13 Daarom spreek Ik tot hen door gelijkenissen, omdat zij ziende niet zien, en horende niet horen, noch ook verstaan.

14 En in hen wordt de profetie van Jesaja vervuld, die zegt: Met het gehoor zult gij horen, en geenszins verstaan; en ziende zult gij zien, en geenszins bemerken.

15 Want het hart dezes volks is dik geworden, en zij hebben met de oren zwaarlijk gehoord, en hun ogen hebben zij toegedaan; opdat zij niet te eniger tijd met de ogen zouden zien, en met de oren horen, en met het hart verstaan, en zich bekeren, en Ik hen geneze.

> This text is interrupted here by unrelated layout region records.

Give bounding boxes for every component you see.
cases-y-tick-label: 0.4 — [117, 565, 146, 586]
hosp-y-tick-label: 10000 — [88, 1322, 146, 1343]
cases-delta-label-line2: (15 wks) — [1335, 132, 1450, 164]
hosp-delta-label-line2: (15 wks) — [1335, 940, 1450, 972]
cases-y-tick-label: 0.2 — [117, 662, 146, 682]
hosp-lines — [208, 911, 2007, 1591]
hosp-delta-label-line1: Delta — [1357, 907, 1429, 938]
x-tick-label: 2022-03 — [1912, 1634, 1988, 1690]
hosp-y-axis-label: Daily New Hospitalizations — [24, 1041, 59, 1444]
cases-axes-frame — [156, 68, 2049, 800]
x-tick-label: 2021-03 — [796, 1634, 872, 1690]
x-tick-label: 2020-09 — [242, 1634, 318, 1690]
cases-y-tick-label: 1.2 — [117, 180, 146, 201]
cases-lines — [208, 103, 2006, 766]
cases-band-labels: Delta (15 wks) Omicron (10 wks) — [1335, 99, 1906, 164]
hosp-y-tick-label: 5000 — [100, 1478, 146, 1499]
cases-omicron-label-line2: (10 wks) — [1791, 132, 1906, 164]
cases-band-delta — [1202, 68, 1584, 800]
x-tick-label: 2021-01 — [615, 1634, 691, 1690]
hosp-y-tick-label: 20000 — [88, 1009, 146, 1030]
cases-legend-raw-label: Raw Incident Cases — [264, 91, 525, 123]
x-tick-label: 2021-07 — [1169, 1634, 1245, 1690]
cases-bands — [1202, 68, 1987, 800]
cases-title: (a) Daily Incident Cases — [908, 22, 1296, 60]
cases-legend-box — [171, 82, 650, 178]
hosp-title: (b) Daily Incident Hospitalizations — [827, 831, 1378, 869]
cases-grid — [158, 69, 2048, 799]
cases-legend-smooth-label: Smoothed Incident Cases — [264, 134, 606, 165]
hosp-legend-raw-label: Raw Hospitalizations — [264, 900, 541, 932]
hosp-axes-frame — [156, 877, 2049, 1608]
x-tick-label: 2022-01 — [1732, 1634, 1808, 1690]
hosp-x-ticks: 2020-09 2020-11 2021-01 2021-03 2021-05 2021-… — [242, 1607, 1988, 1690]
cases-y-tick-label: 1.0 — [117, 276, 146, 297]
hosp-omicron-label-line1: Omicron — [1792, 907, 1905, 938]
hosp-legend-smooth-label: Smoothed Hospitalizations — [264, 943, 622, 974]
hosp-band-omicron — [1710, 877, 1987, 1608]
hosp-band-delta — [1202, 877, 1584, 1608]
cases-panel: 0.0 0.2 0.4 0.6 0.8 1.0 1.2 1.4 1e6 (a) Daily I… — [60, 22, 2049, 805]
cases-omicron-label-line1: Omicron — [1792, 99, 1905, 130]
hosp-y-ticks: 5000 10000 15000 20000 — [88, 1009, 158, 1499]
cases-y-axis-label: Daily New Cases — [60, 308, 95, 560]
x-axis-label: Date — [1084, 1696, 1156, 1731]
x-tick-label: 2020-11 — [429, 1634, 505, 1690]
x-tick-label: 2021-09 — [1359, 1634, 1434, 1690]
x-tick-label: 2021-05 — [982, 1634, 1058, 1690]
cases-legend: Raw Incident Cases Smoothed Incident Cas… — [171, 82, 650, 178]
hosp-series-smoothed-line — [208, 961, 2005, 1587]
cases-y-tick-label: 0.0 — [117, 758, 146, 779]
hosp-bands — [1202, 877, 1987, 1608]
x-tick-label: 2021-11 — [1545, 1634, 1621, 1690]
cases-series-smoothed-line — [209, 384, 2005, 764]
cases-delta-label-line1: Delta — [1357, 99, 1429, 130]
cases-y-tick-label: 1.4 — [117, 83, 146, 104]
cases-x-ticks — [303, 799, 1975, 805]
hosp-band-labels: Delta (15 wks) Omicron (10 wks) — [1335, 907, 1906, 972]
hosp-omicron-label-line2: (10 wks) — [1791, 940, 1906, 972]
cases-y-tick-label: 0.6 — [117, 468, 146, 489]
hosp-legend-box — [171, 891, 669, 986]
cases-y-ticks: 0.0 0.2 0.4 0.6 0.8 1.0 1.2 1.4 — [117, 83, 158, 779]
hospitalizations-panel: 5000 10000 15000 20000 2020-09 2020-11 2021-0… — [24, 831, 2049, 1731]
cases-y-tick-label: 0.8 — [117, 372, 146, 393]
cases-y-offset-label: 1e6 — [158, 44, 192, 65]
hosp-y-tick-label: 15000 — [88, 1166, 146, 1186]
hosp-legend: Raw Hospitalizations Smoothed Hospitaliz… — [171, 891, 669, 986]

13 C'est à cause de cela que je leur parle en similitudes, parce qu'en voyant ils ne voient point, et qu'en entendant ils n'entendent et ne comprennent point.

14 Ainsi s'accomplit en eux la prophétie d'Ésaïe, qui dit: Vous entendrez de vos oreilles, et vous ne comprendrez point; en voyant vous verrez, et vous ne discernerez point.

15 Car le cœur de ce peuple est appesanti; ils entendent dur de leurs oreilles, ils ont fermé les yeux, de peur qu'ils ne voient de leurs yeux, et qu'ils n'entendent de leurs oreilles, et qu'ils ne comprennent du coeur, et qu'ils ne se convertissent, et que je ne les guérisse.